EL MUNDO revela los correos electrónicos del equipo de Ábalos mediante los cuales se modificó el viaje para que el ex ‘número dos’ de Sánchez participara en la negociación de un puerto

El Gobierno manipuló la agenda oficial de la visita de José Luis Ábalos a Marruecos, en enero de 2019, para incluir a Santos Cerdán en los encuentros esenciales con los ministros marroquíes. El ex alto cargo socialista aprovechó estas reuniones para presentar personalmente la propuesta de construcción de un puerto industrial, en representación de Acciona y su empresa constructora instrumental Servinabar, en Kenitra.
EL MUNDO ha accedido en exclusiva a los correos internos del Ministerio de Transportes donde se gestionó la incorporación de última hora del ex secretario de Organización del PSOE a la visita oficial de Ábalos en Casablanca y Rabat. El 17 de enero, Santos Cerdán solicitó al ex asesor de Ábalos, Koldo García, la agenda oficial del viaje, a lo que él respondió: «Ok, jefe. A la orden», enviándosela al día siguiente. Cerdán ordenó su infiltración en la visita oficial a pesar de no ocupar ningún cargo gubernamental, y Koldo gestionó su incorporación con rapidez.
De esta forma, el 22 de enero, apenas dos días antes del viaje, que se extendió hasta el 26, el asesor de Relaciones Institucionales e Internacionales del Ministerio de Transportes envió a Koldo García el programa original, sin la presencia de Cerdán, junto con uno actualizado en el que se señalaban en rojo los eventos modificados para incluir al dirigente socialista con fines comerciales.

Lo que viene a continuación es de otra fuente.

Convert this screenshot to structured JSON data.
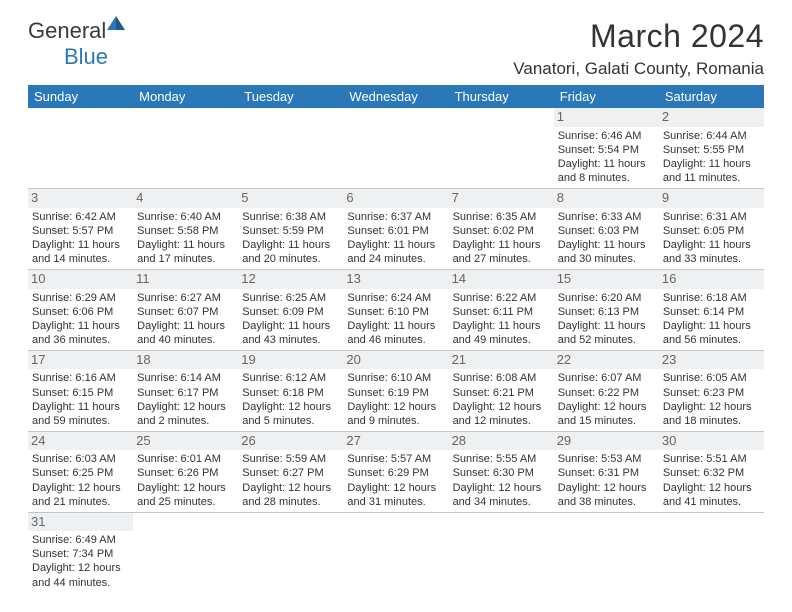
{
  "logo": {
    "text1": "General",
    "text2": "Blue"
  },
  "title": "March 2024",
  "location": "Vanatori, Galati County, Romania",
  "headers": [
    "Sunday",
    "Monday",
    "Tuesday",
    "Wednesday",
    "Thursday",
    "Friday",
    "Saturday"
  ],
  "header_bg": "#2a78b8",
  "header_fg": "#ffffff",
  "grid_color": "#b9c8d6",
  "weeks": [
    [
      null,
      null,
      null,
      null,
      null,
      {
        "n": "1",
        "sr": "Sunrise: 6:46 AM",
        "ss": "Sunset: 5:54 PM",
        "dl": "Daylight: 11 hours and 8 minutes."
      },
      {
        "n": "2",
        "sr": "Sunrise: 6:44 AM",
        "ss": "Sunset: 5:55 PM",
        "dl": "Daylight: 11 hours and 11 minutes."
      }
    ],
    [
      {
        "n": "3",
        "sr": "Sunrise: 6:42 AM",
        "ss": "Sunset: 5:57 PM",
        "dl": "Daylight: 11 hours and 14 minutes."
      },
      {
        "n": "4",
        "sr": "Sunrise: 6:40 AM",
        "ss": "Sunset: 5:58 PM",
        "dl": "Daylight: 11 hours and 17 minutes."
      },
      {
        "n": "5",
        "sr": "Sunrise: 6:38 AM",
        "ss": "Sunset: 5:59 PM",
        "dl": "Daylight: 11 hours and 20 minutes."
      },
      {
        "n": "6",
        "sr": "Sunrise: 6:37 AM",
        "ss": "Sunset: 6:01 PM",
        "dl": "Daylight: 11 hours and 24 minutes."
      },
      {
        "n": "7",
        "sr": "Sunrise: 6:35 AM",
        "ss": "Sunset: 6:02 PM",
        "dl": "Daylight: 11 hours and 27 minutes."
      },
      {
        "n": "8",
        "sr": "Sunrise: 6:33 AM",
        "ss": "Sunset: 6:03 PM",
        "dl": "Daylight: 11 hours and 30 minutes."
      },
      {
        "n": "9",
        "sr": "Sunrise: 6:31 AM",
        "ss": "Sunset: 6:05 PM",
        "dl": "Daylight: 11 hours and 33 minutes."
      }
    ],
    [
      {
        "n": "10",
        "sr": "Sunrise: 6:29 AM",
        "ss": "Sunset: 6:06 PM",
        "dl": "Daylight: 11 hours and 36 minutes."
      },
      {
        "n": "11",
        "sr": "Sunrise: 6:27 AM",
        "ss": "Sunset: 6:07 PM",
        "dl": "Daylight: 11 hours and 40 minutes."
      },
      {
        "n": "12",
        "sr": "Sunrise: 6:25 AM",
        "ss": "Sunset: 6:09 PM",
        "dl": "Daylight: 11 hours and 43 minutes."
      },
      {
        "n": "13",
        "sr": "Sunrise: 6:24 AM",
        "ss": "Sunset: 6:10 PM",
        "dl": "Daylight: 11 hours and 46 minutes."
      },
      {
        "n": "14",
        "sr": "Sunrise: 6:22 AM",
        "ss": "Sunset: 6:11 PM",
        "dl": "Daylight: 11 hours and 49 minutes."
      },
      {
        "n": "15",
        "sr": "Sunrise: 6:20 AM",
        "ss": "Sunset: 6:13 PM",
        "dl": "Daylight: 11 hours and 52 minutes."
      },
      {
        "n": "16",
        "sr": "Sunrise: 6:18 AM",
        "ss": "Sunset: 6:14 PM",
        "dl": "Daylight: 11 hours and 56 minutes."
      }
    ],
    [
      {
        "n": "17",
        "sr": "Sunrise: 6:16 AM",
        "ss": "Sunset: 6:15 PM",
        "dl": "Daylight: 11 hours and 59 minutes."
      },
      {
        "n": "18",
        "sr": "Sunrise: 6:14 AM",
        "ss": "Sunset: 6:17 PM",
        "dl": "Daylight: 12 hours and 2 minutes."
      },
      {
        "n": "19",
        "sr": "Sunrise: 6:12 AM",
        "ss": "Sunset: 6:18 PM",
        "dl": "Daylight: 12 hours and 5 minutes."
      },
      {
        "n": "20",
        "sr": "Sunrise: 6:10 AM",
        "ss": "Sunset: 6:19 PM",
        "dl": "Daylight: 12 hours and 9 minutes."
      },
      {
        "n": "21",
        "sr": "Sunrise: 6:08 AM",
        "ss": "Sunset: 6:21 PM",
        "dl": "Daylight: 12 hours and 12 minutes."
      },
      {
        "n": "22",
        "sr": "Sunrise: 6:07 AM",
        "ss": "Sunset: 6:22 PM",
        "dl": "Daylight: 12 hours and 15 minutes."
      },
      {
        "n": "23",
        "sr": "Sunrise: 6:05 AM",
        "ss": "Sunset: 6:23 PM",
        "dl": "Daylight: 12 hours and 18 minutes."
      }
    ],
    [
      {
        "n": "24",
        "sr": "Sunrise: 6:03 AM",
        "ss": "Sunset: 6:25 PM",
        "dl": "Daylight: 12 hours and 21 minutes."
      },
      {
        "n": "25",
        "sr": "Sunrise: 6:01 AM",
        "ss": "Sunset: 6:26 PM",
        "dl": "Daylight: 12 hours and 25 minutes."
      },
      {
        "n": "26",
        "sr": "Sunrise: 5:59 AM",
        "ss": "Sunset: 6:27 PM",
        "dl": "Daylight: 12 hours and 28 minutes."
      },
      {
        "n": "27",
        "sr": "Sunrise: 5:57 AM",
        "ss": "Sunset: 6:29 PM",
        "dl": "Daylight: 12 hours and 31 minutes."
      },
      {
        "n": "28",
        "sr": "Sunrise: 5:55 AM",
        "ss": "Sunset: 6:30 PM",
        "dl": "Daylight: 12 hours and 34 minutes."
      },
      {
        "n": "29",
        "sr": "Sunrise: 5:53 AM",
        "ss": "Sunset: 6:31 PM",
        "dl": "Daylight: 12 hours and 38 minutes."
      },
      {
        "n": "30",
        "sr": "Sunrise: 5:51 AM",
        "ss": "Sunset: 6:32 PM",
        "dl": "Daylight: 12 hours and 41 minutes."
      }
    ],
    [
      {
        "n": "31",
        "sr": "Sunrise: 6:49 AM",
        "ss": "Sunset: 7:34 PM",
        "dl": "Daylight: 12 hours and 44 minutes."
      },
      null,
      null,
      null,
      null,
      null,
      null
    ]
  ]
}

El correo enviado por Ricardo Mar Ruipérez a Koldo García tenía por asunto «Dos versiones programa Marruecos… una indicando dónde estará Santos».

Asimismo, adjuntó una versión final que, siguiendo instrucciones previas del asesor de Ábalos, añadió a Santos Cerdán desde el inicio en la cena clave celebrada el primer día a las 19:30 horas con el ministro marroquí de Fomento, Abdelkader Aamara, en el Club Royal Nautique de Salé, situado en Rabat. «Santos Cerdán puede asistir a todos los actos del jueves», se especificó en la agenda oficial modificada, que incluía a la delegación española alojada en el Hotel Sofitel Jardin des Roses.
De este modo, se cumplió la principal demanda del que fuera la mano derecha de Pedro Sánchez en el partido, quien días antes había proporcionado a Koldo García los nombres y teléfonos de dos ministros a los que deseaba contactar para ofrecerles la construcción de un puerto en la localidad costera de Kenitra: además de Aamara, el ministro de Energía, Minas y Medio Ambiente, Aziz Rebbah, a quien Cerdán consideraba «de plena confianza». Al mismo tiempo, instó a contactar con «el uno», en referencia al ministro de Fomento marroquí, y le remitió un dossier con un resumen ejecutivo y un informe social y ambiental relativo al proyecto a desarrollar.
En los correos que este medio ha examinado, el responsable de Protocolo del Ministerio de Transportes aclaró que se incluía a Cerdán en la cena con el ministro Aamara, aunque se le excluía de reuniones y encuentros considerados irrelevantes para él.
Un ejemplo fue el acto del viernes 25 de enero, cuando se depositó una corona de laurel en el Mausoleo Mohammed V; la reunión con el jefe de Gobierno, Saad-Eddine El Othmani; o un encuentro entre las delegaciones ministeriales de Ábalos y Aamara.
Sin embargo, el equipo de Ábalos incorporó a Cerdán en el almuerzo con el embajador español y los consejeros de la embajada, excluyéndolo de una cita esa misma tarde con el ministro de Ordenación del Territorio, Urbanismo, Vivienda y Política de la ciudad, Abdelahad Fassi-Fihri. Posteriormente, volvió a integrarse en la visita a la residencia del presidente de la Cámara de Representantes, donde se celebró una cena con otros altos cargos locales: el ministro de Función Pública; el ministro de Migración; y el secretario de Estado responsable del Comercio Exterior.
En la última jornada, la delegación oficial también aprovechó para incluir al ex secretario de Organización en una visita guiada a la mezquita Hassan II de Casablanca.
Acciona y Servinabar (de la que Cerdán posee el 45%) propusieron una inversión superior a los 60 millones de euros a través de una «adjudicación directa».